Hooks

Hooks are units of work carried out before the redirect for the user’s browser is issued.

There is a list of hooks (possibly empty) for each route specified in the configuration.

Each hook is run in sequence.If any hook raises an exception, the user will receive an error rather than a redirect.

Because (at least at present) hooks are, by definition, located inside the ghostwriter.hooks Python module namespace, any additions or modifications to hooks are code and repository changes. Therefore, any proposed hooks or modififactions to existing ones will need to go through the SQuaRE PR process.

Anatomy of a Hook

A hook is an async Python function that takes one argument, a ghostwriter.models.substitution.Parameters instance, and returns either None or ghostwriter.models.substitution.Parameters.

To signal failure, a hook should raise an Exception.

If a hook does not wish to modify the parameters used by future hooks or route substitution, it should return None.

If it does return an object, that object will first be checked to ensure only the target and unique_id fields changed. If any other field changed, an exception will be raised. The returned Parameters object will be used as the input to subsequent hooks and to update the target path that will be substituted.

That’s the whole thing.

Within those constraints, a hook can do whatever it likes.

Parameters

Obviously that begs the question of “what’s in a Parameters object?”

Three of the fields are obvious: they are base_url, path, and user, all used in path construction for the redirect.

Two fields are only for use by the hook itself: those are target and unique_id.
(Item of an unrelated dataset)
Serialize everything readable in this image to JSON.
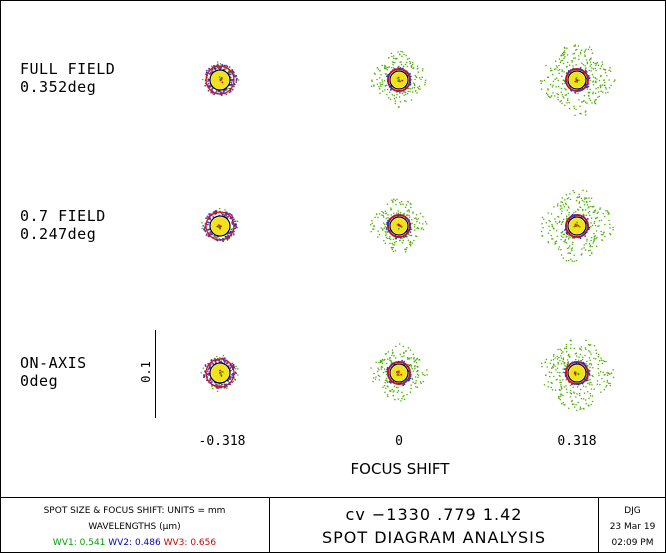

The target field will be injected when the hook is run, and the unique_id field may be populated. These two are the only fields a hook is permitted to change if it returns a Parameters object. The target may need to be rewritten to accomodate a unique_id. The motivation here is simply to avoid rewriting existing files: the correct response is context-dependendent, and might be to redirect to the existing file, but it equally well might be to create a new file under a different name. In this case, the file name stem (that is, the part before the suffix) might need to be appended with a unique_id, which could be (again, the best choice depends on context) a serial number, as in Untitled2.ipynb, or a string representation of the date and time, or simply a UUID. The unique_id can be any string legal in a filename, as long as the filename containing it will be distinct from any other filename in the directory. Guaranteeing that it is unique is the job of the hook writer. Given the context, the existing hooks do not worry much about race conditions. If you are using the date or an incrementing integer…you are still in an RSP context, so it’s very unlikely a user will go to the same redirected URL twice in the same microsecond, or even twice within the time it takes to write out a notebook. If you do have some high-frequency use case, a UUID would be a better choice.

The final pair of fields are slightly more obscure: token and client (strictly speaking, token is superfluous since it is very likely only be useful in the context of client, which already knows it, and from which it could be extracted).
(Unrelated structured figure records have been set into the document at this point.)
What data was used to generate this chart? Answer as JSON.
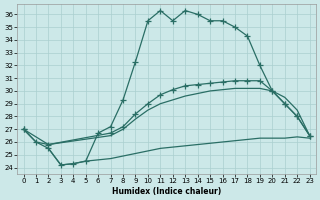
{
  "bg_color": "#cce8e8",
  "line_color": "#2a6e65",
  "grid_color": "#aacfcf",
  "xlabel": "Humidex (Indice chaleur)",
  "xlim": [
    -0.5,
    23.5
  ],
  "ylim": [
    23.5,
    36.8
  ],
  "xticks": [
    0,
    1,
    2,
    3,
    4,
    5,
    6,
    7,
    8,
    9,
    10,
    11,
    12,
    13,
    14,
    15,
    16,
    17,
    18,
    19,
    20,
    21,
    22,
    23
  ],
  "yticks": [
    24,
    25,
    26,
    27,
    28,
    29,
    30,
    31,
    32,
    33,
    34,
    35,
    36
  ],
  "curve1_x": [
    0,
    1,
    2,
    3,
    4,
    5,
    6,
    7,
    8,
    9,
    10,
    11,
    12,
    13,
    14,
    15,
    16,
    17,
    18,
    19,
    20,
    21,
    22,
    23
  ],
  "curve1_y": [
    27.0,
    26.0,
    25.5,
    24.2,
    24.3,
    24.5,
    26.7,
    27.2,
    29.3,
    32.3,
    35.5,
    36.3,
    35.5,
    36.3,
    36.0,
    35.5,
    35.5,
    35.0,
    34.3,
    32.0,
    30.0,
    29.0,
    28.0,
    26.5
  ],
  "curve2_x": [
    0,
    2,
    7,
    8,
    9,
    10,
    11,
    12,
    13,
    14,
    15,
    16,
    17,
    18,
    19,
    20,
    21,
    22,
    23
  ],
  "curve2_y": [
    27.0,
    25.8,
    26.7,
    27.2,
    28.2,
    29.0,
    29.7,
    30.1,
    30.4,
    30.5,
    30.6,
    30.7,
    30.8,
    30.8,
    30.8,
    30.0,
    29.0,
    28.0,
    26.5
  ],
  "curve3_x": [
    0,
    1,
    2,
    7,
    8,
    9,
    10,
    11,
    12,
    13,
    14,
    15,
    16,
    17,
    18,
    19,
    20,
    21,
    22,
    23
  ],
  "curve3_y": [
    27.0,
    26.0,
    25.8,
    26.5,
    27.0,
    27.8,
    28.5,
    29.0,
    29.3,
    29.6,
    29.8,
    30.0,
    30.1,
    30.2,
    30.2,
    30.2,
    30.0,
    29.5,
    28.5,
    26.5
  ],
  "curve4_x": [
    2,
    3,
    4,
    5,
    6,
    7,
    8,
    9,
    10,
    11,
    12,
    13,
    14,
    15,
    16,
    17,
    18,
    19,
    20,
    21,
    22,
    23
  ],
  "curve4_y": [
    25.5,
    24.2,
    24.3,
    24.5,
    24.6,
    24.7,
    24.9,
    25.1,
    25.3,
    25.5,
    25.6,
    25.7,
    25.8,
    25.9,
    26.0,
    26.1,
    26.2,
    26.3,
    26.3,
    26.3,
    26.4,
    26.3
  ]
}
The client field contains a Nublado client loaded with the given token, which can be used directly (as mobu and noteburst do) to execute Python code (or whole notebooks) within the context of a kernel within a Nublado JupyterLab. It can also be used as a generic (yet authenticated) HTTP client for the rest of a Phalanx environment, and thus can be used to talk to any other service, or to the API endpoints within a Lab environment.

The token, from a Gafaelfawr standpoint, is delegated with the notebook: {} parameter, meaning that it has identical powers to the token the user got from their initial login via Gafaelfawr.

In effect, that means that the RSP client can perform complete impersonation of the user: anything that user could do inside a given Phalanx instance, a hook could do via its client.

With great power comes great responsibility.

Example

The portal_query hook provides a moderately complex workflow.

Note that it assumes a running Lab for the user.

While this could easily be added to the hook, that workflow already exists as the ensure_running_lab hook, so it’s more economical to simply list portal_query after ensure_running_lab in the list of hooks to run for the /queries/ route.

  1. The query ID is extracted from the path.

  2. This is used to construct the portal query URL.

  3. The client authenticates to the Hub and Lab (since we’ve just run ensure_running_lab this step is likely superfluous, because it’s quite unlikely we would have gotten deauthenticated in the meantime).

  4. The client uses the /api/contents endpoint to determine if the requested query notebook already exists, and returns immediately if it does.

  5. Otherwise, the client constructs the POST to request a templated notebook from the query ID.

After all hooks have finished, the ghostwriter service will return an HTTP redirect pointing to the templated notebook constructed (or left unaltered, if it already existed) by the hook.